Il codice deontologico forense introdotto nell’ordinamento a seguito di delibera del Cnf, delegato dalla legge di revisione della professione legale, ha il pregio di rivendicare al ceto forense il ruolo della tutela dei diritti che, nell’immaginario sociale, è riservato all’ordine giudiziario.
L’articolo 1 è esplicito in merito a tale funzione, esclusiva nella tutela dei diritti in materia civile, integrativa del contraddittorio dibattimentale in materia penale, comunque impegnativa per giudici e avvocati, essendo previsto che il mandato difensivo consista nella libertà, inviolabilità ed effettività dell’esercizio del diritto e che l’avvocato debba “assicurare” nel processo la regolarità del giudizio e del contraddittorio.
L’assicurazione richiesta all’espletamento del mandato implica che l’interlocuzione dell’avvocato con il legale di controparte e con il giudice non si esaurisca nella partecipazione formale al giudizio, ma si esprima con vigore, competenza ed efficacia nel contraddittorio. Beninteso, la rivendicazione del principio non è innovativa. L’ordinamento giuridico romano già riconosceva all’avvocato la funzione propulsiva ed effettiva della difesa (da mihi factum dabo tibi jus).
L’esplicitazione è destinata a sostenere le ragioni dell’avvocato impegnato nel processo in quanto rappresentante di un ordine, oltre che di un ceto, la cui attività è ineludibile a fini di realizzazione dell’ordinamento e di assicurazione della pace sociale mediante la difesa della fattispecie concreta. La dichiarazione di principio deve, quindi, essere intesa quale norma precettiva vera e propria, destinata a valere nel rapporto tra avvocati e tra avvocati e magistrati, oltre che nell’ambito del rapporto di mandato, rispetto al quale la valenza normativa del codice dovrà, tuttavia, essere precisata in corso d’opera.

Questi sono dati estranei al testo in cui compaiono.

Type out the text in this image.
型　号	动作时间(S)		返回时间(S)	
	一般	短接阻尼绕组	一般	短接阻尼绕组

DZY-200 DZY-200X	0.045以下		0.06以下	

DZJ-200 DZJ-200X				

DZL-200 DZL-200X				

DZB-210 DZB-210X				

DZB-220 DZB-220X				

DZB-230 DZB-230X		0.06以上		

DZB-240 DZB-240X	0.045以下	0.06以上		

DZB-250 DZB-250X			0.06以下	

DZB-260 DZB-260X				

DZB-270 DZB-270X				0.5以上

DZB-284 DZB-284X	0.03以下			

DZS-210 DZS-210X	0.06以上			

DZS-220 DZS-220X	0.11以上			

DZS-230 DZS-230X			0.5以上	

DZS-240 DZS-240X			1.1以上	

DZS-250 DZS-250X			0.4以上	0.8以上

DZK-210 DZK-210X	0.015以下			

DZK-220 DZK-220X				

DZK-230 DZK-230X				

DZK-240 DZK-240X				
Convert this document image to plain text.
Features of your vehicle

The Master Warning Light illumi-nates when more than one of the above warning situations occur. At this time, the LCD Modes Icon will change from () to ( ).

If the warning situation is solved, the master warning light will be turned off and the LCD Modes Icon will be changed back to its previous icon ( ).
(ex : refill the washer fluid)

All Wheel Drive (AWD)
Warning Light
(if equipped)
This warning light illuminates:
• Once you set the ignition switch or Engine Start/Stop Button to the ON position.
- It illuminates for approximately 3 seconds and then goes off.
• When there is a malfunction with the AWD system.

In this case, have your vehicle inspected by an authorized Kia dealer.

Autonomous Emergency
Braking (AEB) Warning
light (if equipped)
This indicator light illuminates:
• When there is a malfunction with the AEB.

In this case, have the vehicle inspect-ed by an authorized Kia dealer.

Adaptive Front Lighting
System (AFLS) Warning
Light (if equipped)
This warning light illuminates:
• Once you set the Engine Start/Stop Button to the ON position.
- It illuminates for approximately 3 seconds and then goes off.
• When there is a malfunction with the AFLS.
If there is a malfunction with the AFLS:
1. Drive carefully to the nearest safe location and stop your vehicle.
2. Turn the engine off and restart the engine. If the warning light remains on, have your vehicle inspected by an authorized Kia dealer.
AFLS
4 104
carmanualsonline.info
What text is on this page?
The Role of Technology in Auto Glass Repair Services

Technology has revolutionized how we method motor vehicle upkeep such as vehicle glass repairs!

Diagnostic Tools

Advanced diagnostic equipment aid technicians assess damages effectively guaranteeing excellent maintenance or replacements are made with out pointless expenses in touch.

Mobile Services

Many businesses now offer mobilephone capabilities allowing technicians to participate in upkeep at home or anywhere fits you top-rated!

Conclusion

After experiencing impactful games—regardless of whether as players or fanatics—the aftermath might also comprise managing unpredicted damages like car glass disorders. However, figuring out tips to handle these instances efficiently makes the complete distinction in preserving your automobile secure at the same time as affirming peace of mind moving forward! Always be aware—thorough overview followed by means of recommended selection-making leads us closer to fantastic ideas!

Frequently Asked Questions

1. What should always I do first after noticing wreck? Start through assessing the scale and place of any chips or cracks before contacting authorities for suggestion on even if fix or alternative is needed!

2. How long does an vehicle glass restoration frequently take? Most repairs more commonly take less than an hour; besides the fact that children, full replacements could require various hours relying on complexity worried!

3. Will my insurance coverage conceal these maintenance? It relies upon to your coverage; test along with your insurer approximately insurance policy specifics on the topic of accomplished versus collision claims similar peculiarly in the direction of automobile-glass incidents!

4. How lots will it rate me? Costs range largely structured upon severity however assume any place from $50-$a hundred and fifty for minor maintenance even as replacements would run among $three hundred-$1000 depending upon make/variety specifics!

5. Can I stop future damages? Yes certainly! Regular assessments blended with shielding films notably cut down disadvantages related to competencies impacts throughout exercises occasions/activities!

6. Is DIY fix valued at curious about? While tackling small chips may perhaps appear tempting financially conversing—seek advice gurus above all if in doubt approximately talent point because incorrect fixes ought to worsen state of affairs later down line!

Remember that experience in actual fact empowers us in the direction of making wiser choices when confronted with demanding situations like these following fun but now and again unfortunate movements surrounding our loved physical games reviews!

A mero titolo esemplificativo, la normativa sulla valutazione pregiudiziale del contenzioso e del compenso richiede approfondimento, chiarimento e, molto probabilmente, integrazione, quanto meno rispetto al compenso commisurato sul risultato dell’opera prestata. E’ noto che il divieto del patto di quota lite ha subito alterne vicende nel corso delle ultime legislature. Dapprima vietato, è stato ammesso e in seguito nuovamente vietato. Il codice deontologico riflette la normativa, prevedendo che il compenso non possa essere concordato in ragione del successo né in tutto, né in parte, diversamente che in altri paesi dell’Unione Europea e negli Stati Uniti dove il success fee è abituale.
Tra l’altro, le corti di merito avevano riconosciuto nelle vigenza della precedente normativa (ripristinata) che il palmario potesse essere concordato, ad integrazione della tariffa, in una certa ragione della liquidazione acquisita tramite l’esercizio del mandato difensivo. Costituisce, inoltre, esperienza comune degli avvocati che la clientela insista per un accordo basato sul success fee, offerto talvolta, quando sia ritenuto incerto l’esito della lite ovvero quando le condizioni economiche della persona o dell’impresa assistita non consentano l’approntamento di spese in conto, in misura esagerata.
La rinnovazione del processo legislativo sul tema specifico sembra, pertanto, dovuta, quanto meno a tutela della clientela che diversamente sarebbe costretta a rinunciare. Nel frattempo, potranno essere valorizzati i precedenti in materia.